O Express entende que o porta-voz disse que Ferguson, 66, teve um breve contato com Halcyon Studios sobre um possível programa sobre cães em geral – mas traçou uma linha firme quando a conversa mudou para algo muito mais sensacional.
“A Sra. Ferguson recebe regularmente diversas ofertas e propostas de TV – muitas vezes para reality shows que ela sempre recusa”, disse o porta-voz à People.
“Para ser absolutamente claro, ela recusou a proposta de um reality show envolvendo os corgis da falecida Rainha.
“Ela recebeu a proposta após algumas conversas iniciais com a mídia Halcyon para discutir um programa potencial sobre cães em geral, mas as conversas terminaram depois que ela recusou a oportunidade sugerida.”
De onde veio a história
As alegações surgiram pela primeira vez no Mail no sábado, 21 de março, que informou que a Sra. Ferguson estava em discussões ativas sobre a construção de uma série de televisão em torno dos corgis sobreviventes da Rainha Elizabeth II. As conversas teriam ocorrido em maio de 2023 – cerca de oito meses após o falecimento do monarca – e a Duquesa teria sondado várias produtoras americanas sobre como levar a ideia às telas.
O conceito, conforme descrito em uma sinopse publicada, era surpreendente em sua ambição, relata o GB News. Ferguson lançaria um empreendimento chamado The Queen’s Corgis, apoiado por uma equipe de cientistas e investidores, com o objetivo de clonar os animais e vender seus filhotes para amantes de cães em todo o mundo.
“Com a ajuda de uma equipe de cientistas e investidores, Fergie cria uma empresa chamada The Queen’s Corgis, que visa clonar os Queen’s Corgis e vendê-los para outros amantes de cães ao redor do mundo”, afirmava a sinopse.

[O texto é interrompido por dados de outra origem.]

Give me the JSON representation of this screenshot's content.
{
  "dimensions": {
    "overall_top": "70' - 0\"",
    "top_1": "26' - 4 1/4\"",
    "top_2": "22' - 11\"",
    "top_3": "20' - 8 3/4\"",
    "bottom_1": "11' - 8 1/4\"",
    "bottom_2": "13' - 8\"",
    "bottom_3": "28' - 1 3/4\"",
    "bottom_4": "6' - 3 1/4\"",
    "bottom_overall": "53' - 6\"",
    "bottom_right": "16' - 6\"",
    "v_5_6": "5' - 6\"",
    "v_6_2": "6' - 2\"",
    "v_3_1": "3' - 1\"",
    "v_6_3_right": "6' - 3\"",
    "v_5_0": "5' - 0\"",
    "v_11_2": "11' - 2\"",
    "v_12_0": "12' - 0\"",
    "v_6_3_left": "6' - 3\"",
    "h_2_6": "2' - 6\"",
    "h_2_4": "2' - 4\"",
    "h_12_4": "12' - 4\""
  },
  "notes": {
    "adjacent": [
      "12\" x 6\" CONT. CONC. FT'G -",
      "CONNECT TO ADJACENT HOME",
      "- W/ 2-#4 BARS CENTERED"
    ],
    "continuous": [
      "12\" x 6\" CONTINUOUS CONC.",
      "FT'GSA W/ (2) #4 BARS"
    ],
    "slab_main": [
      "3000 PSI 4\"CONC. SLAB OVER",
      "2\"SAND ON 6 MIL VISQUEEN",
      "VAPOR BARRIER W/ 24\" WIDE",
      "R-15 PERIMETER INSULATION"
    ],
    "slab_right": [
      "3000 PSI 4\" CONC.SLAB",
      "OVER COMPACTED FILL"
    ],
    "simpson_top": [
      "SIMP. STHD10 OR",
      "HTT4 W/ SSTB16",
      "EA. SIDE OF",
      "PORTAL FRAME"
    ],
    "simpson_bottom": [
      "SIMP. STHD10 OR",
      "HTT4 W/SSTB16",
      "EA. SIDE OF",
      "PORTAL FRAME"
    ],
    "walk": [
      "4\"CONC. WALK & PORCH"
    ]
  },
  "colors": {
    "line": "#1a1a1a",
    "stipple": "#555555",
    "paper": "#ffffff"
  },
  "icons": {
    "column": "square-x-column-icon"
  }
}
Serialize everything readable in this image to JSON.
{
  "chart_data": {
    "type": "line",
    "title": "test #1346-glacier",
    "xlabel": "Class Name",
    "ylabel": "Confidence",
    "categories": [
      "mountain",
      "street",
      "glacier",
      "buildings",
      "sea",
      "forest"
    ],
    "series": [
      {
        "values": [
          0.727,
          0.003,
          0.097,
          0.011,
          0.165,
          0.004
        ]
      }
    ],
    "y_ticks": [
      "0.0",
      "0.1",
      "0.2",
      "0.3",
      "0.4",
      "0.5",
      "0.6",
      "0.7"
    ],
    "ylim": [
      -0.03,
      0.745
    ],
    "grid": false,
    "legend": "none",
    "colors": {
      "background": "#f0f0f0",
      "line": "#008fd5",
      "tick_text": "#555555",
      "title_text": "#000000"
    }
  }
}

As câmeras teriam rastreado Ferguson enquanto ela navegava “no fascinante mundo da genética e da clonagem, bem como no funcionamento interno da família real”, com a série documentando tanto os triunfos quanto os desafios que ela encontrou enquanto seu empreendimento enfrentava polêmica.
Os cães
O vínculo da Rainha Elizabeth II com seus corgis foi uma das constantes mais duradouras de seu reinado de 70 anos. Ela manteve mais de 30 cães das raças corgi e dorgi ao longo de sua vida, e os dois que sobreviveram a ela – Muick e Sandy – estavam entre os enlutados em seu funeral em Windsor, em setembro de 2022.
Coube a Ferguson e Andrew Mountbatten-Windsor, ambos de 66 anos, dar um lar ao casal após a morte da rainha, um dever que ela descreveu com evidente carinho.
Falando à People em março de 2023, ela disse: “Eles são ícones nacionais, então cada vez que correm atrás de um esquilo, entro em pânico”.
Dois anos e meio depois, marcando o terceiro aniversário do falecimento da Rainha em setembro de 2025, a Sra. Ferguson refletiu sobre o que a rotina diária de cuidar de Muick e Sandy passou a significar para ela – descrevendo-a como “uma honra e um lembrete diário dos tempos que compartilhamos juntos”.